Ahmet Ağaoğlu: Kaybedilmiş hiçbir şey yok
Ağaoğlu, AA muhabirine yaptığı açıklamada, iki yıl önce göreve geldikleri zorlu sürecin ardından bugün takımın lig ve Ziraat Türkiye Kupası’nda hedefe yakın bir konuma geldiğini belirtti.
Galip geldikleri haftalarda olduğu gibi Aytemiz Alanyaspor maçını unutup önlerindeki maça odaklanacaklarını ifade eden Ağaoğlu, “Ligde önümüzde 6, Türkiye Kupası’nda da 1 final karşılaşmamız var. Bu takım bu maçların hepsini kazanacak güçte. Kaybedilmiş hiçbir şey yok.” diye konuştu.
Bordo-mavili taraftarların sakin olması gerektiğine dikkati çeken Ağaoğlu, şöyle devam etti:
“Taraftarın, yönetim başkan için demiyorum takıma inancını hiçbir şekilde kaybetmemesi gerekir. 10 gün içinde zorluk derecesi yüksek 3 deplasman maçı oynadık. 2 galibiyet, 1 beraberliğimiz var. 8 gol atıp 4 gol yemişiz. Bu takım mücadele ediyor. Bundan hiç kimsenin şüphesi olmasın. Taraftarlarımız, umutsuzluğa kapılmasınlar. Enerjileri ve desteklerini takım üzerinden esirgemesinler. Takıma, hocaya inansınlar. Biz başkanından malzemecisine, aşçısına kadar bütün halinde bir aile olarak her şeyin en doğrusunu mükemmel şekilde yapmak için 24 saat uğraşıyoruz.”
Aytemiz Alanyaspor ile yaşanan olayların final maçına yansıyacağını zannetmediğini de vurgulayan Ağaoğlu, “Trabzonspor, büyük camiadır ufak tefek olaylarla etkilenecek veya oradaki gerginliği farklı boyutlara taşıyacak ne bir yönetim anlayışımız ne kulüp anlayışımız ne de camia anlayışımız var.” yorumumu yaptı.

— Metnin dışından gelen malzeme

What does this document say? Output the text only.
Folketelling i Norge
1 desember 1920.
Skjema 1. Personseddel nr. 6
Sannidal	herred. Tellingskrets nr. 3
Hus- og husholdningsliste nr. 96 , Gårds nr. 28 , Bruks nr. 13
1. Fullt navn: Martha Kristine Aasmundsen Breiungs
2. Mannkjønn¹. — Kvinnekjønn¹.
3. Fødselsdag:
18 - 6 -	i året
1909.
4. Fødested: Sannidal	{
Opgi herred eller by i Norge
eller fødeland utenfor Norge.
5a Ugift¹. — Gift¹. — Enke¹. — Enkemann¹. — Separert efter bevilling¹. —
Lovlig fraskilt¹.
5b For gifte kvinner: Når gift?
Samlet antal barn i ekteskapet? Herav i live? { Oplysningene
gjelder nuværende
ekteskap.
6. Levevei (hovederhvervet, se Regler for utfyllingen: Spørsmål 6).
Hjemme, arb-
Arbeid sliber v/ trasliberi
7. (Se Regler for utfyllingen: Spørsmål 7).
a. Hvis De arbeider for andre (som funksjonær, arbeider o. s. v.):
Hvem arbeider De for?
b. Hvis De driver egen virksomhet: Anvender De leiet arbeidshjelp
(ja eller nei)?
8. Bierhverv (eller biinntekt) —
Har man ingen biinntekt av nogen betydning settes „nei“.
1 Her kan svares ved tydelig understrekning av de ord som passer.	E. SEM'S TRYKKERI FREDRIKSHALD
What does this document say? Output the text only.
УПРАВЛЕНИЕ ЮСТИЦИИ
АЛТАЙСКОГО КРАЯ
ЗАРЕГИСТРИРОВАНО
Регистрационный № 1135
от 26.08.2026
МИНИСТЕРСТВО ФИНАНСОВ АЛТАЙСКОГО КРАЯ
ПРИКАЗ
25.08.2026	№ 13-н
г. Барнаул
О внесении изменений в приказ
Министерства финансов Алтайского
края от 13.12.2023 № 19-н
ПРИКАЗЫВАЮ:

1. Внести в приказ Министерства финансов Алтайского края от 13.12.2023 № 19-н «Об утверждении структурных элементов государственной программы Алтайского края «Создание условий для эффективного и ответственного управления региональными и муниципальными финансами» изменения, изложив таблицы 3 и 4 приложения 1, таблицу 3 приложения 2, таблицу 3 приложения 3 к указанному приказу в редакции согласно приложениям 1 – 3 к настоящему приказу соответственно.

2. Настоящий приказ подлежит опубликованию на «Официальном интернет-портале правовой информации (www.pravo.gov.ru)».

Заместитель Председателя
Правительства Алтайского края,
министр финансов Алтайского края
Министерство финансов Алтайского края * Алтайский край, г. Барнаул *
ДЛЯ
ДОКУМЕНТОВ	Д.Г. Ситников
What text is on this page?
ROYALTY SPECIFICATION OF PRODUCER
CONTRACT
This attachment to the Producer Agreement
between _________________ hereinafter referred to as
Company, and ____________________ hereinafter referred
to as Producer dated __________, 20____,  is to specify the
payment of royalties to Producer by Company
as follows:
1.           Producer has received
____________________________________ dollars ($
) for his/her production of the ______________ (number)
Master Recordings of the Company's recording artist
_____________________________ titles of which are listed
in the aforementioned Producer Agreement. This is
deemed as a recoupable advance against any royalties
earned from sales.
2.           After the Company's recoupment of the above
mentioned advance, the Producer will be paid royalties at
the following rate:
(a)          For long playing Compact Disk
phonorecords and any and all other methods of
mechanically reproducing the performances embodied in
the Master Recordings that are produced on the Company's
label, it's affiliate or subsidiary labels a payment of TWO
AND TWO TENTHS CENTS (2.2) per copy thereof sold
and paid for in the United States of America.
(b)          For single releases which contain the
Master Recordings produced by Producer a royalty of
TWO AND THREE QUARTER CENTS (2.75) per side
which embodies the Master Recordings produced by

“Hocaya inancım yüzde 100”
Ahmet Ağaoğlu, teknik direktör Hüseyin Çimşir’e yapılan eleştirilere de tepki göstererek, “Hocaya inancım, güvenim yüzde 100. Uğurcan’a, Türkmen’e (Hüseyin Türkmen), Abdulkadir’e, oyuncularımıza da hocaya da inancım tam.” şeklinde konuştu.
Trabzonspor’un kendi altyapısından hocalar yetiştirmek zorunda olduğunu anlatan Ağaoğlu, şunları söyledi:
“Bununla alakalı olarak farklı beklentileri olan insanların, bu yönetimin varlığı sürdüğü sürece o bekledikleri görüntüyü aksiyonu görmeleri mümkün değil. Ben hocayla 24 saat beraberim neredeyse. Ben şöyle söylüyorum; Türk futbolu çok iyi bir hoca kazanıyor. Sürekli belirli isimler üzerinde yürüyerek o alanı daraltmamız söz konusu değil. Çok iyi hocalarımız var, Türk futboluna yıllardır hizmet eden etmeye devam eden ama artık onların da yükünü hafifletecek genç yetenekli kabiliyetli gelişime açık hocalara ihtiyaç var. Barcelona’ya bakın, Zidan futbolu bırakalı kaç yıl oldu. Dışarı bakıldığında gıptayla bakıp alkışlıyoruz. Hüseyin hoca neyse Ahmet Ağaoğlu da o. Ben de altyapıdan yönetici olarak yetiştim. Kaç yıl önce bu kulüpte yöneticiydim. Altyapıdan futbolcu yönetici yetiştiriyorsunuz, altyapıdan hoca da yetiştirmelisiniz.”
Biraz geriye gittiklerinde Türkiye’nin önemli hocalarından biri ile 3 defa kulübün çalıştığını hatırlatan Ağaoğlu, “En sonunda kendisine ve yardımcılarına 13 milyon lira 14 Ağustos’ta saat 17.00’de ödemesek kulüp lisans alamıyordu. Tazminatı ödeyerek lisansı alma hakkını elde ettik. Bunları yaşadı kulüp. Kimsenin hocalığını da eleştirmiyorum. Biz bünyemize yapımıza uygun insanlarla çalışmak zorundayız. Eksikleri olabilir tamamlamak bizim görevimiz. Gelişime açık bir insan kulüp felsefesini benimsemiş insan. Bizim için ilk iki kriterde yerli yerine uyuyor. Gelişime ve yetişmeye açık insan kendisini tamamlar. 12 maçta mağlubiyeti olmayan takımı kupada finale taşımış şampiyonluk yarışı içinde şampiyonluğun en önemli adaylarından birisi olan saha içerisinde o düdük çalan arkadaş desteği olmadan kendi ayağıyla, gücüyle giden bir insandan bahsediyorsunuz.” değerlendirmesinde bulundu.